Mentionnons pour finir deux petites touches d’humour complètement involontaires qui m’ont fait sourire. Pour un film tourné en 1981, le petite Lucie fabule en se décrivant à François en affirmant qu’elle « avait épousé un balayeur noir musulman et dont la religion interdit qu’on le prenne en photo ». Je ne sais pas où Rohmer a pioché cet exemple mais il est furieusement d’actualité en ce début 2015.
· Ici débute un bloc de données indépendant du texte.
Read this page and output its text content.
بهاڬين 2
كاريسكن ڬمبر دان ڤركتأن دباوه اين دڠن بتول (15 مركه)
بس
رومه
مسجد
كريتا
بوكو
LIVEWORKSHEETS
Egalement à mentionner la musique. Il n’y en a pas, simplement une petite chanson que François fredonne à longueur de temps. C’est assez énervant surtout pour un amateur de chanson française comme moi qui ne l’a pas reconnue. Et pour cause ! C’est une chanson écrite pour l’occasion par Rohmer lui même, dont on entend finalement les paroles pendant le générique de fin. La chanson s’appelle Paris m’a séduit et est interprétée par une chanteuse à la voix de flûte qui rappelle en même temps les chanteuses des années 40 comme Lucienne Boyer ou Lys Gauty. Cette chanteuse … c’est Arielle Dombasle, nous apprend de générique de fin, qui n’a pas beaucoup de voix mais dont l’interprétation a un charme indéfinissable.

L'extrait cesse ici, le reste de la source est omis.